Já no triângulo traseiro inferior temos uma situação diferente e que não tinha sido encontrada até agora. Rótulas são utilizadas na fixação da bandeja ao chassis, e para fixá-la à manga de eixo é utilizado um terminal rotular. Assim como o uso dos terminais na fixação ao chassis se dá pela facilidade de ajuste de cambagem e caster, o uso na fixação à manga de eixo também se dá pela facilidade de ajuste de cambagem. O problema dessa solução é que o corpo roscado do terminal rotular entra em flexão de forma ainda mais severa do que a da bandeja dianteira, visto que todo o esforço de aceleração, ou frenagem, passará pelo terminal até ser reagido pelos dois braços da bandeja. Para deixar mais claro, se terminais estivessem no lugar das rótulas e uma rótula no lugar do terminal, o esforço seria dividido por dois no lugar de um.

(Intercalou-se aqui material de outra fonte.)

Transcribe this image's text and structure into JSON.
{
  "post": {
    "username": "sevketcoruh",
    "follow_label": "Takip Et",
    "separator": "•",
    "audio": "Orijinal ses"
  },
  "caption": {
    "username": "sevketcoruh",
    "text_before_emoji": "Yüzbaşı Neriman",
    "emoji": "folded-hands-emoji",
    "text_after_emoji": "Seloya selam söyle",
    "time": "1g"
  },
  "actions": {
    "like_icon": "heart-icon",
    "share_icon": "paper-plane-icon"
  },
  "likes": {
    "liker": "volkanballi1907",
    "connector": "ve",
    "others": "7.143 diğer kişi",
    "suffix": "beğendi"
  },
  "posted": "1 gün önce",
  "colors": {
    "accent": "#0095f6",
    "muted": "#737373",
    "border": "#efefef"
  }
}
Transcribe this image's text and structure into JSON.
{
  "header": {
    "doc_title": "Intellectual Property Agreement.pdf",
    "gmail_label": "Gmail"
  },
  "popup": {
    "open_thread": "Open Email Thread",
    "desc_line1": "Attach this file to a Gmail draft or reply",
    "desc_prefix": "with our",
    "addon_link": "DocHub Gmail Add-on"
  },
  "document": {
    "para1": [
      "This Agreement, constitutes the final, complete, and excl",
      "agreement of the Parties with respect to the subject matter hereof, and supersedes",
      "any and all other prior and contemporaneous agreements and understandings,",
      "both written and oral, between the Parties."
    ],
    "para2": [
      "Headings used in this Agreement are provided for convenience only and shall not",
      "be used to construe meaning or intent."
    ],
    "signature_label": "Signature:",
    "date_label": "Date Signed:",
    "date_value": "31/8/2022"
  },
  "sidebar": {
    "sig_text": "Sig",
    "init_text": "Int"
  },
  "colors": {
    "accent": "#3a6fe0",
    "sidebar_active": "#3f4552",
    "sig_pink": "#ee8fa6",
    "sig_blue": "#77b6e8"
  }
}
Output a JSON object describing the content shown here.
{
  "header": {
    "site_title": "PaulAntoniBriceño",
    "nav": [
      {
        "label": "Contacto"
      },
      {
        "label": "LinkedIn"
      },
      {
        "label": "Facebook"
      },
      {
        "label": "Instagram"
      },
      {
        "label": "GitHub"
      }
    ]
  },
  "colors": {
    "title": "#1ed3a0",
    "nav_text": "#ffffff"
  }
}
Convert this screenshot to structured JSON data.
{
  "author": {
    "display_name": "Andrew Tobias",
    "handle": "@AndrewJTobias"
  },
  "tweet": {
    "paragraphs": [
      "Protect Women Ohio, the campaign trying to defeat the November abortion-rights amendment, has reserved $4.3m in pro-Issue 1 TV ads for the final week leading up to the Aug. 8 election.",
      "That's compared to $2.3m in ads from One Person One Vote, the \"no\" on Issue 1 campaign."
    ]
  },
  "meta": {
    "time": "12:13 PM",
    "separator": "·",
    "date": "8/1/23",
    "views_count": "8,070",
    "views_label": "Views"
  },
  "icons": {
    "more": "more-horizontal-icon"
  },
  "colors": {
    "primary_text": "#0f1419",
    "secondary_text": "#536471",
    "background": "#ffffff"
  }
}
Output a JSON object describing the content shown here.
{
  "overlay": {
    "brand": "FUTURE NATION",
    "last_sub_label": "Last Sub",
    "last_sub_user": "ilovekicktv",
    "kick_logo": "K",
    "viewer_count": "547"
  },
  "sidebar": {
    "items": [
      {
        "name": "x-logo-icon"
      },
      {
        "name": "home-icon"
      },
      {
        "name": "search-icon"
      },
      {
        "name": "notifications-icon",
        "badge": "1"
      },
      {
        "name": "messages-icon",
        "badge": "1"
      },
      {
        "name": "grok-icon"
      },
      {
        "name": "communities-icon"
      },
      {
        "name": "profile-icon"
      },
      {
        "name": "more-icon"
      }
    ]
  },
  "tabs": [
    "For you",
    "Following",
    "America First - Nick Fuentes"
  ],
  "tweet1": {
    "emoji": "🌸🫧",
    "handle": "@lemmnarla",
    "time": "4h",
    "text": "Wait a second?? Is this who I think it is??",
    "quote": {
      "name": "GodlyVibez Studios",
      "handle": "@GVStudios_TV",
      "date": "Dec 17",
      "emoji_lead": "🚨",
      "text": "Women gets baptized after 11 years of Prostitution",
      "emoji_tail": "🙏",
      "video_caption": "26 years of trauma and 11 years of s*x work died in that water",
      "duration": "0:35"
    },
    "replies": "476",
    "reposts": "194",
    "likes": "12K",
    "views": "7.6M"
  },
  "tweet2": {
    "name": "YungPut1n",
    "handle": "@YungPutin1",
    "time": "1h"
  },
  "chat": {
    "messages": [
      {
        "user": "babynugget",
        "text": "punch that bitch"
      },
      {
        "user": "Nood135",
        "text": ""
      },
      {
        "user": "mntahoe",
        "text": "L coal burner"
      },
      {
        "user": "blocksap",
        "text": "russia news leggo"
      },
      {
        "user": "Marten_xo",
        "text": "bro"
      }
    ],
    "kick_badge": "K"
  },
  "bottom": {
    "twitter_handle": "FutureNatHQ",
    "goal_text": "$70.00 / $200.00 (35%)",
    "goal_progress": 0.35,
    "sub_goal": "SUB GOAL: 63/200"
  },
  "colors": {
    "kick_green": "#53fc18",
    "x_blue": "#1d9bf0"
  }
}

É por isso que esse erro é mais severo do que o presente na bandeja dianteira.

JL

Se compararmos com a suspensão dianteira, o ângulo em que o amortecedor e a mola estão posicionados é mais pronunciado na traseira. O esforço vindo da manga de eixo, oriundo de um obstáculo vertical, têm de ser reagido pela bandeja e pelo conjunto mola-amortecedor. Quanto mais inclinado for, ou seja, quanto maior o ângulo entre a vertical e esses dois componentes mencionados, maior têm de ser essas reações. Por que isso é ruim? Pois os componentes têm de ser maiores, mais robustos para suportar esses maiores esforços, e como é bem martelado pelos entusiastas, quanto mais leve, melhor para a performance.

CONSIDERAÇÕES FINAIS

Campeonato Brasileiro de Turismo
Em relação ao projeto do chassis, acertaram a mão em utilizar tubos retos e em definir os nós bem, em geral. Tenho ressalvas em relação ao posicionamento do tanque de combustível e dos tubos no assoalho, ou parte posterior do chassis. Em relação à suspensão, o uso indevido de fixações, como terminais rotulares em flexão, os pontos de fixação do conjunto mola-amortecedor e a questão da geometria não me parecem as melhores soluções possíveis. Aliás, se compararmos com o projeto do G16, é uma involução. Para fechar a questão das suspensões acho importante comentar sobre a geometria. Ambas as suspensões, dianteira e traseira, parecem prover ganho de cambagem negativa na compressão. Em relação ao esterçamento induzido, na traseira, o braço de controle de convergência está fixado de forma a não causar este tipo de problema. Já na dianteira não temos o mesmo caso. A posição de fixação da barra de direção e dos terminais de direção irá causar esterçamento induzido. Os braços da suspensão dianteira são menores em comprimento do que os da traseira. Isso pode implicar em maior variação de ângulos na dianteira, o que, juntamente com o esterçamento, pode causar um desgaste maior nos pneus dianteiros. É isso, se chegaram até aqui, agradeço a leitura e até a próxima postagem!